Citation

Huazhen Sun, and Peiyi Wu*. Tuning the Functional Groups of Carbon Quantum Dots in Thin Film Nanocomposite Membranes for Nanofiltration. J. Membr. Sci. 2018, 564, 394-403.

Abstract

Carbon quantum dots (CQDs), a kind of zero-dimensional carbon-based nanomaterialscontaining a carbon core with a tiny size of only several nanometers and a shell linked with functional groups, have shown great potential in fabricating high-performance water treatment membranes due to their excellent hydrophilicity, tunable size and surface properties, and favorable polymer affinity. Herein, three functionalized CQDs with carboxyl, amino and sulfonic acid groups, respectively, were synthesized and further incorporated into the polyamide layer of thin-film nanocomposite (TFN) membranes via interfacial polymerization.

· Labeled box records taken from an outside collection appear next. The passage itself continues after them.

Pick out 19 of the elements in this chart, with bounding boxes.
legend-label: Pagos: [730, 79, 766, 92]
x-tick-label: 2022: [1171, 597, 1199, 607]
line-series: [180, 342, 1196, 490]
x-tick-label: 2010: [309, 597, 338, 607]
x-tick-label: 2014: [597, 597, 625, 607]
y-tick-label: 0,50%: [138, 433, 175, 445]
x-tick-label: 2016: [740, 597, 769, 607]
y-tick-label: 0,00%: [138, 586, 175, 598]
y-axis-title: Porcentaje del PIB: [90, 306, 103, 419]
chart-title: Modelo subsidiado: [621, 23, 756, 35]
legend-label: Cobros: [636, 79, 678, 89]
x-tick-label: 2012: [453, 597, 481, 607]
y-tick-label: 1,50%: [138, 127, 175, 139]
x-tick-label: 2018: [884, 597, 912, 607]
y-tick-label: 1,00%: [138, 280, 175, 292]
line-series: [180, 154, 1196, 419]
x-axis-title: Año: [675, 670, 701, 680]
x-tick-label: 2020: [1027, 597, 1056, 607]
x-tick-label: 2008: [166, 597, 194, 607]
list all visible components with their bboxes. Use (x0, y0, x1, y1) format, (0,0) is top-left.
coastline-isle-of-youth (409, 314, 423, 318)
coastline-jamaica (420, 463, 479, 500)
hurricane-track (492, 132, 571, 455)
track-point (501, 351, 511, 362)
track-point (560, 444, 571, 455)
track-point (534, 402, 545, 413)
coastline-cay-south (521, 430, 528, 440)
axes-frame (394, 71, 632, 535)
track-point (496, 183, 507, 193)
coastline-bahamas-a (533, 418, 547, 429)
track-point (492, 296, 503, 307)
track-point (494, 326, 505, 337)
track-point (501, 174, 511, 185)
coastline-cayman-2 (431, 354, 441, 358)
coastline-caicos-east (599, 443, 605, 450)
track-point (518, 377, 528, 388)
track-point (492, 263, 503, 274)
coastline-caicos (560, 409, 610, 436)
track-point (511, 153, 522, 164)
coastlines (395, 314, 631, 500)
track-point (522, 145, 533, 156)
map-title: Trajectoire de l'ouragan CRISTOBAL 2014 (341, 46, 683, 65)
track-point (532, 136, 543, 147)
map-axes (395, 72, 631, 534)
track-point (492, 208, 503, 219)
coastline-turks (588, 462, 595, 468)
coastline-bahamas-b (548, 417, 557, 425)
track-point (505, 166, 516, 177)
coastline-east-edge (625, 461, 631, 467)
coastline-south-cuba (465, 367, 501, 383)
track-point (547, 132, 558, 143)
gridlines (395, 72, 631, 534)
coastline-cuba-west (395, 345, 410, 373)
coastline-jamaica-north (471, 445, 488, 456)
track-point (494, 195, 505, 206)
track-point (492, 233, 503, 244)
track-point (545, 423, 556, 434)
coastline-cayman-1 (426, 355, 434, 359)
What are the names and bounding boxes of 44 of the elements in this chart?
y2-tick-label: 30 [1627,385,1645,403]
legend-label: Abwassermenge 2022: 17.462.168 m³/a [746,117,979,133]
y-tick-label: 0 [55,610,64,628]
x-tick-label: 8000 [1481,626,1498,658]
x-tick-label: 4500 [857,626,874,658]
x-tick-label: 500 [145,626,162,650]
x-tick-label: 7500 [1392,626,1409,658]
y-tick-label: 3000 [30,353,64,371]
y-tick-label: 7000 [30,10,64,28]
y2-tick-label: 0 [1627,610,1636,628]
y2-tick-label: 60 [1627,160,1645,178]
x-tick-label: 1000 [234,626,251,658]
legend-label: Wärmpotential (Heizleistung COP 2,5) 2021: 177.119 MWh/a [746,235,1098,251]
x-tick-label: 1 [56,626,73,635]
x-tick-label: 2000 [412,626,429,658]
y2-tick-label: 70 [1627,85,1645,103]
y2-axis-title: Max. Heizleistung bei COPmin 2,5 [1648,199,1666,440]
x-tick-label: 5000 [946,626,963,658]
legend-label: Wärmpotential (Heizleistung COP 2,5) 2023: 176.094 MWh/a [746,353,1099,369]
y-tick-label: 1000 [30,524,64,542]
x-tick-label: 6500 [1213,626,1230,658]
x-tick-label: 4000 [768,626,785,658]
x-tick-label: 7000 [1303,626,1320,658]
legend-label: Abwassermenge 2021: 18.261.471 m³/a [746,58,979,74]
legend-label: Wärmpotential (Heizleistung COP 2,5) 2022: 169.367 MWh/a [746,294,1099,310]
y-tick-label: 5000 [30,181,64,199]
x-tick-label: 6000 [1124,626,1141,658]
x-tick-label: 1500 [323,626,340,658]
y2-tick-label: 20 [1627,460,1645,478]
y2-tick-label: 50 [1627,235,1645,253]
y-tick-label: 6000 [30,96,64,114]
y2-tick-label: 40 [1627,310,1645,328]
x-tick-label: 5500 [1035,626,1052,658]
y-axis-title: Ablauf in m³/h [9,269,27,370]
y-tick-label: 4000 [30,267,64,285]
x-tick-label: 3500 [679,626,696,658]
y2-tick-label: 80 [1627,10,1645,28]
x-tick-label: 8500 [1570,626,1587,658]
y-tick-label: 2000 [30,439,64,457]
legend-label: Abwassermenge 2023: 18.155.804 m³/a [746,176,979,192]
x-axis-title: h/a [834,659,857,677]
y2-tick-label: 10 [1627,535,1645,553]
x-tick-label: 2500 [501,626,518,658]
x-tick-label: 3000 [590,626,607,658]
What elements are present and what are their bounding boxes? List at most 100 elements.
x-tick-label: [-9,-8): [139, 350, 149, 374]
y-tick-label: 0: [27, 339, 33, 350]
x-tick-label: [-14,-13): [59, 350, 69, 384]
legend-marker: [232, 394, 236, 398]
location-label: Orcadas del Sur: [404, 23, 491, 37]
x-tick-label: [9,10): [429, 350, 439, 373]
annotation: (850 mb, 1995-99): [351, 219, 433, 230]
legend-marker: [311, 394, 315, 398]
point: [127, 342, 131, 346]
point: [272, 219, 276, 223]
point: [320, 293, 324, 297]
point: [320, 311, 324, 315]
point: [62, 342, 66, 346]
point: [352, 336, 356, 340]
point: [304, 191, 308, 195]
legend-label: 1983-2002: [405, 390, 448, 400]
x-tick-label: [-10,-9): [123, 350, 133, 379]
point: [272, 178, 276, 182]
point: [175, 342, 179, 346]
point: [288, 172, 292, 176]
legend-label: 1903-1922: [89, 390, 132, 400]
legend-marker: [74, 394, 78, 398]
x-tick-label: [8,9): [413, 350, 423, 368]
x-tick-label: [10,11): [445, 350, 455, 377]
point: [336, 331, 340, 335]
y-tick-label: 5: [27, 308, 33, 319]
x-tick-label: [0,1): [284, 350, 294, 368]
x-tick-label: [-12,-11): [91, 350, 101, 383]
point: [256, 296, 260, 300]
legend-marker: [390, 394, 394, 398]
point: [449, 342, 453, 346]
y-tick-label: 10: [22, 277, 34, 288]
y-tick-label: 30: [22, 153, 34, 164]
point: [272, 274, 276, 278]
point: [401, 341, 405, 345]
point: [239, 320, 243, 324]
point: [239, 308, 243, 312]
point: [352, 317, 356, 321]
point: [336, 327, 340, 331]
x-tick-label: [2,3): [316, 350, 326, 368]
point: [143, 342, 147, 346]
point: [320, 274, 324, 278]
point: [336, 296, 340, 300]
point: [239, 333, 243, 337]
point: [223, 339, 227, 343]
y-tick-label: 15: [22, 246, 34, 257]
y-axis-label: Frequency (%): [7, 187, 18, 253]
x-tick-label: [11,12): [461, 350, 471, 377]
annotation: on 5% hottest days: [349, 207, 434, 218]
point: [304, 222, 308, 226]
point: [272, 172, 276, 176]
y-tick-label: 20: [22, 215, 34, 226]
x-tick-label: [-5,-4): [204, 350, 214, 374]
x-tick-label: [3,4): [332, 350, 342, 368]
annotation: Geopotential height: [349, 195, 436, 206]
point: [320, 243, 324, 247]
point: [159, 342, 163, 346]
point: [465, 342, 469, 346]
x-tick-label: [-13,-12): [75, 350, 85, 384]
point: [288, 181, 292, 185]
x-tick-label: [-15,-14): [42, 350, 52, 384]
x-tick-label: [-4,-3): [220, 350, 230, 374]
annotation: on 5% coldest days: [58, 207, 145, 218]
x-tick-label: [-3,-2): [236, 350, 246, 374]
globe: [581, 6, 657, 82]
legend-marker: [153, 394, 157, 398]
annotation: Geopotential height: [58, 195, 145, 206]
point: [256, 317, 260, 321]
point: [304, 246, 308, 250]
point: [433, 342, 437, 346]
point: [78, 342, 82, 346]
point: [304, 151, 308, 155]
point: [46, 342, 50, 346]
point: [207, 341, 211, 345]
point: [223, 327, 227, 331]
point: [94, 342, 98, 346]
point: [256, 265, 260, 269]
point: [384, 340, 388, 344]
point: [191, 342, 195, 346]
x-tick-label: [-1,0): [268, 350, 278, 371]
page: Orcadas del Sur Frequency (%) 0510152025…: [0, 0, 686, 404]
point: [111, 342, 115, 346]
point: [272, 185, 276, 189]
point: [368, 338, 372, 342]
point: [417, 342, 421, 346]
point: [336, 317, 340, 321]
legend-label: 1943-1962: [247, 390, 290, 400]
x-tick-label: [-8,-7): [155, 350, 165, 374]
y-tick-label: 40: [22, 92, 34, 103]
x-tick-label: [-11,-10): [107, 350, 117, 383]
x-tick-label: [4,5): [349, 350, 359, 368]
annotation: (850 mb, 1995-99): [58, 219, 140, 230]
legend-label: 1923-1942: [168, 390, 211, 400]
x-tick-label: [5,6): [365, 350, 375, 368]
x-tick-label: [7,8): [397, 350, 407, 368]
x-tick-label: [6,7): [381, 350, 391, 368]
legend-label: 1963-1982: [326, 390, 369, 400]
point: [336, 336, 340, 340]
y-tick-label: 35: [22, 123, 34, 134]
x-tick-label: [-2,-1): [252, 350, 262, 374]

The influences of functional groups of CQDs on the membrane properties were systematically investigated. Benefiting from the advantages of excellent hydrophilicity and ultra-small size of CQDs, all the TFN membranes incorporated with CQDs exhibited a higher permeate flux along with well-maintained Na2SO4 rejection efficiency and a better antifouling capacity in comparison with the thin film composite (TFC) membrane. Nonetheless, the different functional groups on CQDs also endowed these TFN membranes with different properties. Among them, the TFN-SCQD membrane possessed the highest permeate flux of 42.1 L m−2 h−1 and the Na2SO4 rejection of 93.6%. Moreover, the introduction of SCQD also endowed the TFN membrane with the best antifouling performance. Differently, the TFN-NCQD membrane exhibited a better retention of divalent cations and showed only slightly improved antifouling performance. Our investigation results reveal that the membrane properties of TFN-CQD membranes, especially separation performance, can be effectively modulated through tuning the functional groups of CQDs.